Le clitoris est un organe érectile beaucoup plus étendu que sa partie visible. Son gland se situe au sommet de la vulve, mais son corps, ses corps caverneux et ses racines se prolongent en profondeur. Il est richement innervé et vascularisé. Les sensations clitoridiennes dépendent donc à la fois des nerfs, du flux sanguin, de l'état des muqueuses et de la capacité du corps à accueillir la stimulation sans douleur ni appréhension.
Le plancher pelvien forme une sorte de hamac musculaire à la base du bassin. Il intervient dans la continence, le soutien des organes pelviens, la stabilité du bassin et certaines réponses sexuelles. Pendant l'excitation et l'orgasme, il peut se contracter de manière réflexe. Mais un périnée n'a pas besoin d'être constamment contracté pour être "tonique". Un muscle capable de se relâcher, de s'allonger et de se contracter au bon moment est généralement plus fonctionnel qu'un muscle maintenu sous tension.
Lorsqu'une personne souffre d'une douleur vulvaire ou d'une douleur à la pénétration, elle peut contracter involontairement le périnée pour se protéger. Cette réaction est compréhensible, mais elle peut devenir un cercle douloureux : la contraction augmente la pression sur des zones déjà sensibles, limite la souplesse des tissus et rend les rapports plus redoutés. Une douleur près du gland clitoridien, du vestibule ou de l'entrée vaginale ne signifie donc pas forcément que le problème vient du clitoris lui-même.
Le travail périnéal ne consiste pas à promettre un retour automatique de sensations. Il aide plutôt à identifier ce qui freine la sensation agréable : hypertonie musculaire, peur de la douleur, mauvaise perception du bassin, cicatrice peu mobile, sécheresse vulvo-vaginale, contractions réflexes ou fatigue du système nerveux face à une douleur persistante.
Le masseur-kinésithérapeute réalise un bilan fonctionnel. Il ne se limite pas à demander si des fuites urinaires existent. Il explore, avec l'accord de la patiente, la gêne ressentie, le moment où elle apparaît, les antécédents obstétricaux ou chirurgicaux, les habitudes d'élimination, la constipation éventuelle, les douleurs lombaires ou de hanche, ainsi que l'impact sur la sexualité et la vie quotidienne.
L'examen peut comporter une observation externe du périnée, une évaluation respiratoire, des tests de mobilité du bassin et, lorsque cela est indiqué et accepté, un examen endocavitaire vaginal ou anal. Ce dernier n'est jamais obligatoire. Il doit être expliqué avant d'être proposé, réalisé dans le respect du consentement, et peut être interrompu à tout instant. Certaines personnes commencent par plusieurs séances externes, particulièrement lorsque le toucher génital réveille de la peur ou une douleur importante.
Le bilan cherche notamment à savoir si les muscles sont faibles, mal coordonnés, trop sollicités ou incapables de se relâcher. Ces profils appellent des prises en charge très différentes. Une personne ayant une incontinence urinaire d'effort à la course peut bénéficier d'un apprentissage de la contraction anticipée. Une personne ayant une vestibulodynie et un périnée douloureux au moindre contact aura souvent besoin d'un travail de détente et de désensibilisation avant tout renforcement.

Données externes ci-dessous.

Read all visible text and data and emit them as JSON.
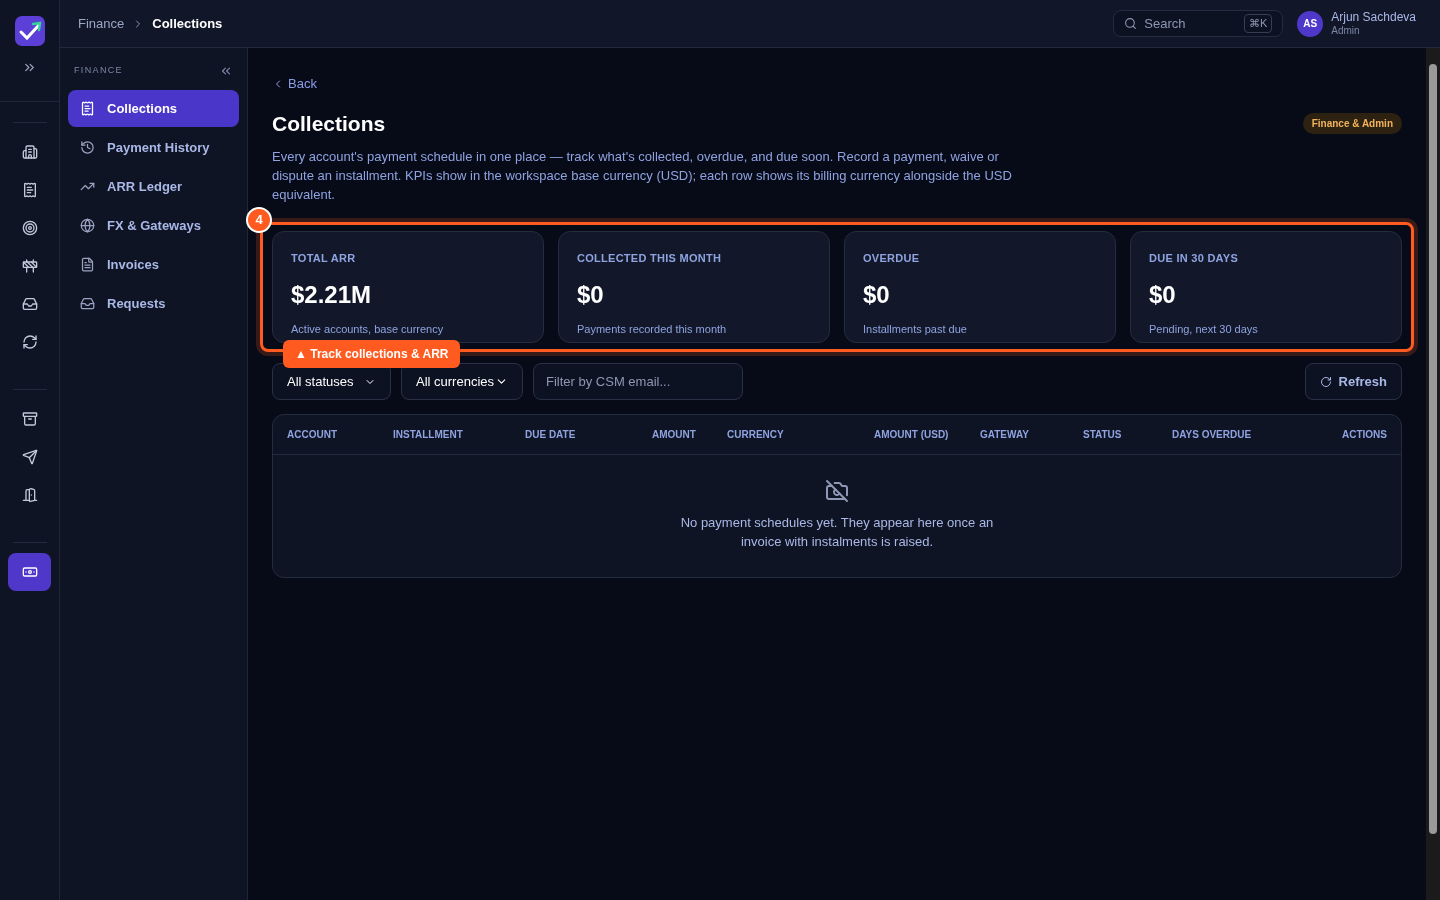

Selon les recommandations de la Haute Autorité de santé, le renforcement des muscles du plancher pelvien constitue un traitement de première intention de l'incontinence urinaire d'effort. Cela ne veut pas dire que chaque difficulté sexuelle ou chaque douleur clitoridienne se traite par des séries de contractions. Dans les douleurs pelvi-périnéales chroniques, la kinésithérapie vise souvent à diminuer les douleurs déclenchées par la contraction, à relâcher les muscles et à corriger d'éventuels troubles mécaniques associés.
Le biofeedback permet de rendre visible ou audible l'activité musculaire grâce à une sonde ou à des capteurs externes. Il peut aider une personne qui ne sait pas si elle contracte, pousse vers le bas ou relâche réellement son périnée. Pour certaines, voir la courbe descendre au moment de l'expiration est particulièrement utile : l'objectif n'est plus de faire plus fort, mais de retrouver une capacité à laisser les muscles se détendre.
L'électrostimulation fonctionnelle peut être proposée dans certaines indications, notamment lorsque la commande musculaire est difficile ou en présence de certains troubles de continence. Elle ne convient pas à toutes les situations et ne doit pas devenir un geste automatique. Une stimulation électrique peut être mal tolérée dans un contexte de douleur pelvienne, d'hypersensibilité locale ou de peur du contact. Le choix dépend donc du bilan, de la sensation de la patiente et des contre-indications éventuelles.
Le kinésithérapeute peut également travailler sur la posture, la mobilité des hanches, le diaphragme, la paroi abdominale, les cicatrices et les habitudes de poussée aux toilettes. Une constipation chronique, par exemple, entretient parfois une surcharge du périnée. De même, une respiration haute et bloquée peut maintenir une tension abdominale qui se répercute vers le bassin. Pour comprendre le mécanisme physiologique en jeu, voir aussi notre article sur la perte de sensibilité clitoridienne.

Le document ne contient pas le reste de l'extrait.